Un NFT est un jeton numérique unique associé à un objet numérique, aussi désigné sous le terme de sous-jacent. Dans son rapport du 12 juillet 2022, le Conseil supérieur de la propriété littéraire et artistique (CSPLA) propose d'assimiler le NFT à « un bien meuble incorporel, qui correspond à un titre de propriété sur le jeton inscrit dans la blockchain, auquel peuvent être associés d'autres droits sur le fichier numérique vers lequel il pointe » (1).

Si l'émission d'un jeton ne pose pas de difficulté en droit d'auteur, il n'en est pas toujours de même du sous-jacent auquel il est associé. En effet, ce dernier peut consister en la reproduction d'une œuvre préexistante. La question se pose donc de savoir s'il est possible de reproduire numériquement une œuvre sans l'autorisation du titulaire des droits d'auteur ? Et notamment, un bâtiment sans l'autorisation de son architecte ?

Si cette reproduction est réservée à un usage privé, la réponse est positive, au titre de l'exception de copie privée prévue par l'article L. 122-5 du CPI. Cependant, cette exception risque de ne pas trouver à s'appliquer. En effet, l'émission d'un NFT révèle par nature l'intention de commercialiser l'œuvre à laquelle il est attaché, donc de la communiquer au public.

Accord préalable. Il s'agit alors de savoir s'il est possible de vendre la reproduction numérique d'un bâtiment sans l'autorisation de l'architecte tout d'abord, et sans lui verser une quelconque somme à ce titre ensuite. Selon le rapport précité (page 37), « la production de jetons sur un objet ou une œuvre préexistante suppose dans un premier temps la création d'une reproduction de l'œuvre sous la forme d'un fichier numérique, qui n'est pas, en elle-même, soumise aux droits d'auteur. En revanche, une fois ce fichier numérique créé, l'émission du jeton qui lui est associé suppose l'accord indispensable de l'auteur ou de ses ayants droit, au titre de leur droit de reproduction, de leur droit de représentation, et du droit moral dont ils sont les titulaires. »
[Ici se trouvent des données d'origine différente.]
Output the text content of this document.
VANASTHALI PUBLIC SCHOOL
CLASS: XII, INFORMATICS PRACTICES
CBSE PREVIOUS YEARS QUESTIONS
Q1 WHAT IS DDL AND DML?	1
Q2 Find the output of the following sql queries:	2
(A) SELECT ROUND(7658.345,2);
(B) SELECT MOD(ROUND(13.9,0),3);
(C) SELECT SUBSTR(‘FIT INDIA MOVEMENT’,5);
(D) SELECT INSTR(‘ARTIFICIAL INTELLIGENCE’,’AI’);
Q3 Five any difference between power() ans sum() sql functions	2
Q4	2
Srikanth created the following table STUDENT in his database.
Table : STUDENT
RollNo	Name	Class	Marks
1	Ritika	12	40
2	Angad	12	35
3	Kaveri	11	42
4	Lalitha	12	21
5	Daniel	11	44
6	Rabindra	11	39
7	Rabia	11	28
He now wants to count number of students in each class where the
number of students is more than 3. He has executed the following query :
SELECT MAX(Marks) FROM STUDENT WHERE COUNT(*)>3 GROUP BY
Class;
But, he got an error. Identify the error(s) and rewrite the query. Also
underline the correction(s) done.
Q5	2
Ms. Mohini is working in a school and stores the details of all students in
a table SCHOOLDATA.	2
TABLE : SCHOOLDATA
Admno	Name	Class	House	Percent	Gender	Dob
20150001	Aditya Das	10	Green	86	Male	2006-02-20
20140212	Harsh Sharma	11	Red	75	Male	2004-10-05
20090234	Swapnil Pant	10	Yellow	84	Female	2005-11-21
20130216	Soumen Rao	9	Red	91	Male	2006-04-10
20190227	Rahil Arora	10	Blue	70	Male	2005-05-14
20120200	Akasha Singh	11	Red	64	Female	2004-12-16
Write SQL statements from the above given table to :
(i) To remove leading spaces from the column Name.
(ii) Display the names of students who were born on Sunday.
Ainsi, la reproduction numérique d'un bâtiment associée à un NFT et leur commercialisation sans l'autorisation préalable de l'architecte constituent un acte de contrefaçon de ses droits d'auteur. Ce dernier dispose donc des moyens prévus par les dispositions du CPI pour faire cesser de tels actes et obtenir indemnisation de son préjudice.

Droit de suite. Mais émettre des NFT associés à des sous-jacents protégés par le droit d'auteur pourrait être le chemin vers un accord réciproquement gagnant. En effet, l'article L. 122-8 du CPI organise un système de droit de suite au profit de l'auteur d'œuvres originales graphiques et plastiques. Cela consiste pour l'auteur à bénéficier d'une participation au produit de toute vente de son œuvre lorsqu'un professionnel du marché de l'art intervient en tant que vendeur, acheteur ou intermédiaire.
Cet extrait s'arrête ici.